Chris Whitty says lockdown could get tougher and he is "not confident" that Tier Three alone can contain coronavirus as ministers try to balance R and harmful economy
- Prime Minister announced new "traffic light" closures on site on Monday
- Prof. Chris Whitty said he was "not confident" that the rules went far enough
- The chief medical officer said the councils need to take more aggressive steps
The chief medical officer admitted last night that he was "not confident" that Boris Johnson's three-tier lockdown measures went far enough.
The Prime Minister announced that Liverpool will be the first very high risk sector to receive the tier three measures. This means that pubs should be closed and households should not be mixed.
However, Prof. Chris Whitty said that this is an "absolute foundation" for rules to be implemented as the UK recorded an additional 13,972 Covid cases on Monday – an 11 percent increase last Monday.
Prof. Whitty said, "We have to do more, that is the whole point of what the Prime Minister has just announced, and probably much more in some areas."
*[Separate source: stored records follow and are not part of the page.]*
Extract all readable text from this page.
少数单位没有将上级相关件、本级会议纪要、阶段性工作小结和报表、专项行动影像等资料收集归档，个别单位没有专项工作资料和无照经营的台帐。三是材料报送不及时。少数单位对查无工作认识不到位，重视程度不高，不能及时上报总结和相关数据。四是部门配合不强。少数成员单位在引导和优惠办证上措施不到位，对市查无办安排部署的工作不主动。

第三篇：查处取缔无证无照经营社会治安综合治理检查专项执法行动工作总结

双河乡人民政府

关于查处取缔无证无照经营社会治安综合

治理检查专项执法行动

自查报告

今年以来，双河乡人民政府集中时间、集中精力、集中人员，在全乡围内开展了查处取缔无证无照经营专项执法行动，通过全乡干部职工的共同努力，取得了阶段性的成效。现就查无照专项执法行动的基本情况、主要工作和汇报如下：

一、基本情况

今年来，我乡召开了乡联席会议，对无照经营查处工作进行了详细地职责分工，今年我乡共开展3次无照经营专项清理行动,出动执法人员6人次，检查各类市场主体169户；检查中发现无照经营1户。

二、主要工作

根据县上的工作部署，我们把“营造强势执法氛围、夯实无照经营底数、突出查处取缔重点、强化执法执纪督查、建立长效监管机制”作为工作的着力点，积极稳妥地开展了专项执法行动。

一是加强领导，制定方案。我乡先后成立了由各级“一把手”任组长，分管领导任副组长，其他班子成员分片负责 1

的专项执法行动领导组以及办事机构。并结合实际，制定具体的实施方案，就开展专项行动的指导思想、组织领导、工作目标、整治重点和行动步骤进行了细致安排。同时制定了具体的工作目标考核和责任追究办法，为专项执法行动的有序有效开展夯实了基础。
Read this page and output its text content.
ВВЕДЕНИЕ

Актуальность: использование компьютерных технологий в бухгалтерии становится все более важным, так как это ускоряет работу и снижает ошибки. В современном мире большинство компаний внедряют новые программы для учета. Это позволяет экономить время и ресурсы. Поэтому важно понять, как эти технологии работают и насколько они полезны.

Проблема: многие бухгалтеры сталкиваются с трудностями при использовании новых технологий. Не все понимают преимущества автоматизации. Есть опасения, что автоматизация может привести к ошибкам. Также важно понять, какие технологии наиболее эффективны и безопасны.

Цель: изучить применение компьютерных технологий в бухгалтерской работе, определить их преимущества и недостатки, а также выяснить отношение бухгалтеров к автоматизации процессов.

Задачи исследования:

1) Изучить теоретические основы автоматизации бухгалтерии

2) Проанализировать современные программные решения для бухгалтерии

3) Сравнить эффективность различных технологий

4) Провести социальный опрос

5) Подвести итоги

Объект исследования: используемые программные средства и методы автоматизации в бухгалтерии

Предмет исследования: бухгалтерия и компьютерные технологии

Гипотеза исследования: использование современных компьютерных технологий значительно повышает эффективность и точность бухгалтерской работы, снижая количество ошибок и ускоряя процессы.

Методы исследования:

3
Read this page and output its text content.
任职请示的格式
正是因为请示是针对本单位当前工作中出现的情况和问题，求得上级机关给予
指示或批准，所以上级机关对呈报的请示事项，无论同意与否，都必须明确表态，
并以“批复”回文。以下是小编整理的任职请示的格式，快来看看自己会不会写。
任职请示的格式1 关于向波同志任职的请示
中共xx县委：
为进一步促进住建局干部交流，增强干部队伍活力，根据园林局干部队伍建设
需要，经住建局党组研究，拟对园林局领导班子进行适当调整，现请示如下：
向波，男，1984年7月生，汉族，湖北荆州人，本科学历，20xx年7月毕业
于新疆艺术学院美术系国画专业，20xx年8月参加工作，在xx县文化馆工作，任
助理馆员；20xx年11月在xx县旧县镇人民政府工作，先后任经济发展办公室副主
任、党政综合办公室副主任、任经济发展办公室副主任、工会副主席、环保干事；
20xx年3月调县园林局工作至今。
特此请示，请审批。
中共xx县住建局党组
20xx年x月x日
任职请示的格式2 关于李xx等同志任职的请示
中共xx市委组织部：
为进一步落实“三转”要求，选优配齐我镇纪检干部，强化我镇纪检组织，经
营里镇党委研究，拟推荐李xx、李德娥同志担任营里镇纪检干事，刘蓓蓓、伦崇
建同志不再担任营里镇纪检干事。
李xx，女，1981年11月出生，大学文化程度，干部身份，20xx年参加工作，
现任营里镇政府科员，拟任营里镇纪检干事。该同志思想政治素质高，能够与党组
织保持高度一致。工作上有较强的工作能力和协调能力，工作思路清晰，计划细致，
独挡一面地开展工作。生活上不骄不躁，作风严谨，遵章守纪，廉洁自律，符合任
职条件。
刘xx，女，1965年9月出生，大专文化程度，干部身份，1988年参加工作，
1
UK chief medical officer Chris Whitty (pictured) warned last night that Boris Johnson's new Tier 3 lockdown measures would not go far enough and that councils would have to impose their own restrictions in order to reduce the infection rate
Prime Minister Boris Johnson listens as UK Chief Medical Officer for England Chris Whitty speaks during a virtual press conference at 10 Downing Street in central London on Monday evening
He added, “The idea that we can do this without causing harm is an illusion. It is a balancing act between two damages: harm to society and the economy on the one hand and harm to health on the other. & # 39;
Speaking to the nation alongside Chancellor Rishi Sunak and Prof. Whitty, Mr Johnson said the options are to let the virus rip apart or destroy the economy.
A huge chunk of the country, including Greater Manchester, the West Midlands and the Northeast, is facing Tier 2 restrictions, which are expected to be covered by the top two levels after Tuesday, to allow household socializing and a total of 22 million in England fight.
Mr Johnson said the rising numbers in these areas "are flashing like warning messages on the dashboard of a passenger jet and we need to act now," but he ruled out the "extreme route" of a full national lockdown "for now".
However, Prof. Whitty risked undermining the Prime Minister's finely calibrated message by pointing out that the "professional view" was that basic level three measures were "not enough" to control the virus.
He urged local leaders to use the "flexibility" of the rules to tighten restrictions.
Prof. Whitty said, “I am not and no one is confident that the Tier 3 proposals for (areas with) the highest rates – if you were doing the absolute base case and nothing more – would be enough to get over it and therefore there is great flexibility in level 3 for the local authorities to actually increase this range so that they can achieve significantly more than the absolute base. & # 39;
The government tried to reassure people in high risk sectors that their status is checked monthly and that nothing is indefinite.
Prof. Whitty looked below: "I am extremely confident that we will do this in a remarkably better place next winter."
But he praised the efforts of people – for example, people with fewer contacts and companies trying to limit transmission by becoming Covid-proof, adding, “If we hadn't done all of the things everyone is doing right now. .. the rates we are seeing on these charts would be much higher.
“So what people are doing now is to cut the rates significantly from where they would have been.
"But we can see that we have to go further, otherwise these rates will continue to rise inexorably."
He added: “My experience as a doctor has shown that people in the UK are actually not afraid.
“They want people to give them very clear messages and know the worst.
"And then discuss what to do and then make a plan for how to do it."
He said he was “confident” that the nation would weather the crisis, but added: “It's a balancing act between two harms – harm to society and the economy on the one hand, and harm to health.
"Getting this right is critical and we're all trying to find the balance in the middle – the really narrow path between those two damages on either side, accepting whatever we do isn't going to be easy."
He added, “I cannot predict and no one can predict what combinations of vaccine diagnoses and other interventions will be available to us.
"But I am very confident that we will do this in a remarkably better place next winter."